A thoughtful gift need not cost the world. Indeed, some gifts may not cost anything at all in monetary terms, but a truly thoughtful gift reflects both the sender and the person who is to receive it, and I know that I have in the past been truly touched by the thoughts of others.
When a friend who seeks to know you well, even if you are separated by hundreds of miles of ocean and continent, they pick up on the things that make you you. The needles above have come from the kindest of friends, though we have never ‘met’ who realises that I love monkeys and knitting alike, saw these and realised how much I would love them. And I do. They arrived with a beautiful bumper box of bounty which I am sure will all make an appearance on my blog over the next few weeks, bit by bit.

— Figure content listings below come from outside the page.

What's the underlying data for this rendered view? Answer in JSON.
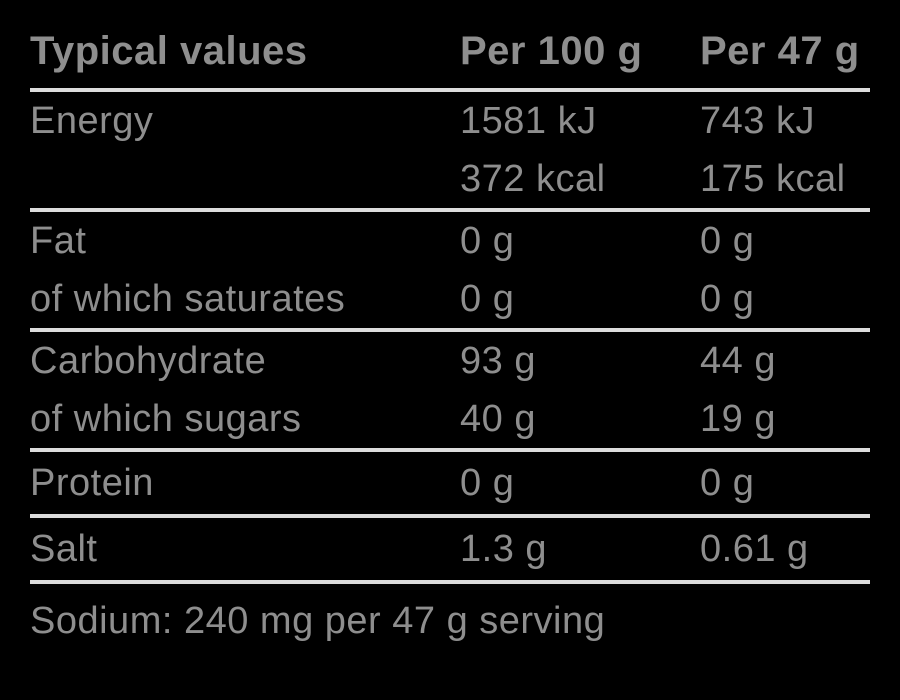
{
  "theme": {
    "background_color": "#000000",
    "text_color": "#8e8e8e",
    "rule_color": "#dcdcdc"
  },
  "table": {
    "header": {
      "label": "Typical values",
      "col_per_100": "Per 100 g",
      "col_per_47": "Per 47 g"
    },
    "groups": [
      {
        "rows": [
          {
            "label": "Energy",
            "per100": "1581 kJ",
            "per47": "743 kJ"
          },
          {
            "label": "",
            "per100": "372 kcal",
            "per47": "175 kcal"
          }
        ]
      },
      {
        "rows": [
          {
            "label": "Fat",
            "per100": "0 g",
            "per47": "0 g"
          },
          {
            "label": "of which saturates",
            "per100": "0 g",
            "per47": "0 g"
          }
        ]
      },
      {
        "rows": [
          {
            "label": "Carbohydrate",
            "per100": "93 g",
            "per47": "44 g"
          },
          {
            "label": "of which sugars",
            "per100": "40 g",
            "per47": "19 g"
          }
        ]
      },
      {
        "rows": [
          {
            "label": "Protein",
            "per100": "0 g",
            "per47": "0 g"
          }
        ]
      },
      {
        "rows": [
          {
            "label": "Salt",
            "per100": "1.3 g",
            "per47": "0.61 g"
          }
        ]
      }
    ],
    "footnote": "Sodium: 240 mg per 47 g serving"
  }
}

I have received a gift of yarn before, when I hit upon a few hard times and a friend sent me some of her unused stash. I still have some, because I always thought it too lovely for me to use, and I have been saving it for ‘best’. I have tried and I have failed to knit this absolutely gorgeous Cherry Tree Hill sock yarn before now, before deciding that whatever I knit wasn’t going to be beautiful enough and re-balling it up for when I was a better knitter:
But, really, I shouldn’t be scared of gorgeous yarns. I have become so entrenched in the ways of buying only what I can afford at the low end of the yarn spectrum that these special yarns seem like an indulgence I do not deserve. I treat them the same way as I do my food. When I eat I start with the least appealing, least tasty item on my plate, to ‘get it out of the way’ as it were, to save the most tasty item which I most look forward to until the end, at which point I am inevitably too full to eat it. What joy can my friends who have sent this beautiful yarn for me to use find if I am scared of it and keep it sealed away? So, once my £1 a ball Kaffe Fassett socks (even though I do love this cheap and cheerful yarn which seems to be on perpetual sale) are finished I will cast on with something lovely, because friends that have thought ‘Mimi will really enjoy that’ are always right, and sometimes I have loved something too much to think that I am worthy of it.